Davenport was a disciple of Ezra Pound and James Joyce, and like everyone answering that description, he was a supreme crank. The main problem with all of these guys is that they vastly overestimate the value of literary allusion. And I know all about it, ’cuz I was ruined in my youth by these lizard-eating weirdos. Davenport certainly did his part.
They were all brilliant. They could write sentences that stick with you forever. Most people never write even one; these guys could practically cut them off by the yard. Yet, none of ’em knew when to stop. They always, always got carried away. My hypothesis is that too much of their motivation for writing was to enshrine their crankitudes. They were always trying to get away with something.

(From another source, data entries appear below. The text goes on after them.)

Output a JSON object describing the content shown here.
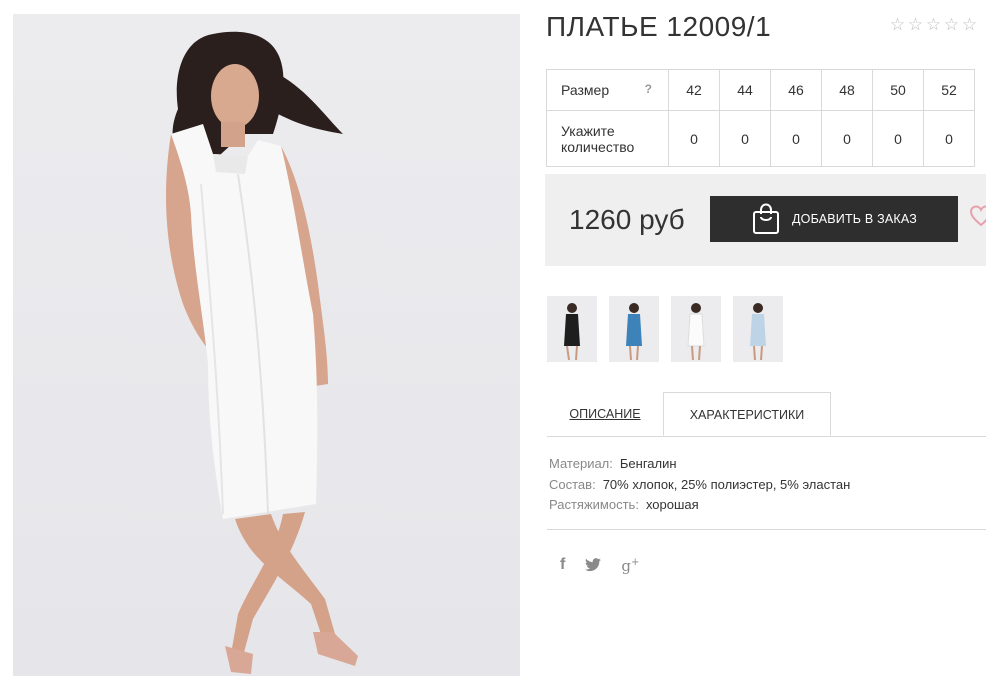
{
  "product": {
    "title": "ПЛАТЬЕ 12009/1",
    "rating": {
      "value": 0,
      "max": 5,
      "icon": "star-outline-icon"
    }
  },
  "size_table": {
    "size_label": "Размер",
    "size_hint": "?",
    "quantity_label": "Укажите количество",
    "sizes": [
      "42",
      "44",
      "46",
      "48",
      "50",
      "52"
    ],
    "quantities": [
      "0",
      "0",
      "0",
      "0",
      "0",
      "0"
    ]
  },
  "purchase": {
    "price": "1260 руб",
    "add_button_label": "ДОБАВИТЬ В ЗАКАЗ",
    "add_button_icon": "shopping-bag-icon",
    "wishlist_icon": "heart-icon",
    "colors": {
      "button_bg": "#2e2e2e",
      "box_bg": "#efefef",
      "heart": "#e8a0ad"
    }
  },
  "thumbnails": [
    {
      "name": "black-dress",
      "color": "#1e1e1e"
    },
    {
      "name": "blue-dress",
      "color": "#3d82b8"
    },
    {
      "name": "white-dress",
      "color": "#f7f7f7"
    },
    {
      "name": "light-blue-dress",
      "color": "#bdd3e6"
    }
  ],
  "tabs": {
    "description": "ОПИСАНИЕ",
    "specs": "ХАРАКТЕРИСТИКИ",
    "active": "specs"
  },
  "specs": [
    {
      "key": "Материал:",
      "value": "Бенгалин"
    },
    {
      "key": "Состав:",
      "value": "70% хлопок, 25% полиэстер, 5% эластан"
    },
    {
      "key": "Растяжимость:",
      "value": "хорошая"
    }
  ],
  "social": {
    "facebook": "f",
    "twitter": "🐦",
    "google_plus": "g+"
  }
}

Zoom in on Davenport. Let me ask you: How much Chinese do you suppose he knew? I think the smart money is on “very little.” He probably knew about as much as I do—which is to say, as much as can be learned from one semester of study, augmented by the eager observation of one or two native speakers reciting a handful of classic poems.
But a supreme crank knows how to exploit every little drop of whatever he or she knows. Davenport, who really did know all about poetic meter in English, must have listened very actively when he got somebody to recite Li Bai (or whomever) to him. Davenport knew what he was not hearing. Chinese meter was not about vowel quantity, nor stressed and unstressed syllables. What Chinese poetry almost certainly sounded like to him was clusters of five syllables, all of them stressed. That’s what mile after mile of Tang- and Song-Dynasty poetry sounds like to an English speaker.
Armed with this thought, he did a translation of a famous poem by Mao Zedong. The form of his translation is unique in American letters: The text is set up as quatrains (that’s normal enough), but the individual lines have only three syllables each. Davenport knew that this did not accurately reflect the original Chinese, but—and this is where the brilliance comes in—it does get across (like nothing else available in English) the collapsed syntax and staccato pacing of classical shi poetry.